7/10
The Wild East of the U.S. in the 18th century.
16 July 2002
Warning: Spoilers
Jacques Tourneur was at the height of his career when making this movie. He was making the T.V.-series "Bonanza" and the "Twilight Zone" at the same time in the same year! The former colony of the English Crown was battling the Indians and the French in the north of New-York. The Algonkin Indians with their impressive chief Black Wolf (Larry Chance) fought against special troops, the predecessors of the Rangers under the leadership of General Armherst (Philip Tonge). Major Robert Rogers (Keith Larsen) conducts his Frontier Rangers, who consists mainly of trappers, along the borderline of America occupied by the French and their Indian allies.
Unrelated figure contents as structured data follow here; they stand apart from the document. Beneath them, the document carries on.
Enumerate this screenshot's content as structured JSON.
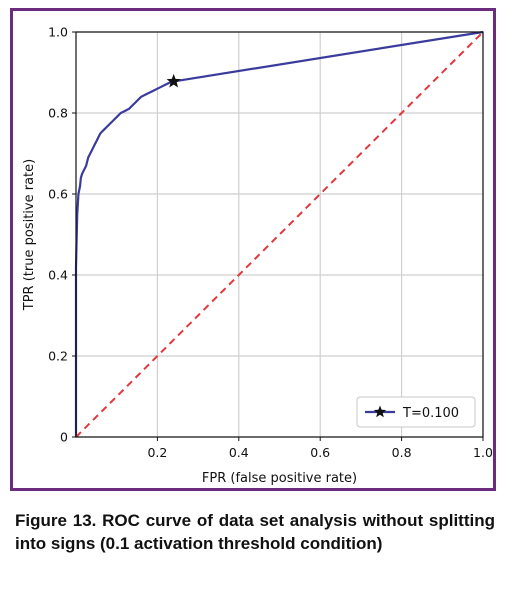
{
  "chart_data": {
    "type": "line",
    "xlabel": "FPR (false positive rate)",
    "ylabel": "TPR (true positive rate)",
    "xlim": [
      0,
      1
    ],
    "ylim": [
      0,
      1
    ],
    "x_ticks": [
      "0.2",
      "0.4",
      "0.6",
      "0.8",
      "1.0"
    ],
    "y_ticks": [
      "0",
      "0.2",
      "0.4",
      "0.6",
      "0.8",
      "1.0"
    ],
    "grid": true,
    "legend_position": "bottom-right",
    "series": [
      {
        "name": "T=0.100",
        "color": "#3b3b9e",
        "style": "solid",
        "marker": "star",
        "x": [
          0.0,
          0.0,
          0.003,
          0.006,
          0.01,
          0.012,
          0.015,
          0.02,
          0.025,
          0.03,
          0.035,
          0.04,
          0.045,
          0.05,
          0.055,
          0.06,
          0.07,
          0.08,
          0.09,
          0.1,
          0.11,
          0.12,
          0.13,
          0.14,
          0.15,
          0.16,
          0.17,
          0.18,
          0.19,
          0.2,
          0.21,
          0.22,
          0.23,
          0.24,
          1.0
        ],
        "y": [
          0.0,
          0.42,
          0.55,
          0.6,
          0.62,
          0.64,
          0.65,
          0.66,
          0.67,
          0.69,
          0.7,
          0.71,
          0.72,
          0.73,
          0.74,
          0.75,
          0.76,
          0.77,
          0.78,
          0.79,
          0.8,
          0.805,
          0.81,
          0.82,
          0.83,
          0.84,
          0.845,
          0.85,
          0.855,
          0.86,
          0.865,
          0.87,
          0.875,
          0.878,
          1.0
        ]
      },
      {
        "name": "",
        "color": "#e0383c",
        "style": "dashed",
        "x": [
          0,
          1
        ],
        "y": [
          0,
          1
        ]
      }
    ],
    "marker_point": {
      "x": 0.24,
      "y": 0.878
    }
  },
  "caption": "Figure 13. ROC curve of data set analysis without splitting into signs (0.1 activation threshold condition)",
  "colors": {
    "frame_border": "#6b2c7f",
    "roc_line": "#3b3b9e",
    "diagonal": "#e0383c",
    "grid": "#cfcfcf"
  }
}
I was astonished by the trade of women at that time, a commerce of humans in the form that you could buy a woman. The taverns on the border were not only places of trade for furs and furniture but also the place where a dishonest innkeeper could arrange a marriage at a fixed price against the will of the bride. Spoiler: The end of the movie with the massacring of the tribe could be described by nowaday-standards as a form of holocaust but in the perspective of that time it was just a revenge for the hundreds of border-families killed by the Indians. This adventure-movie gives after all a rather precise image of the Eastern part of the U.S. at the beginning of the 18th century.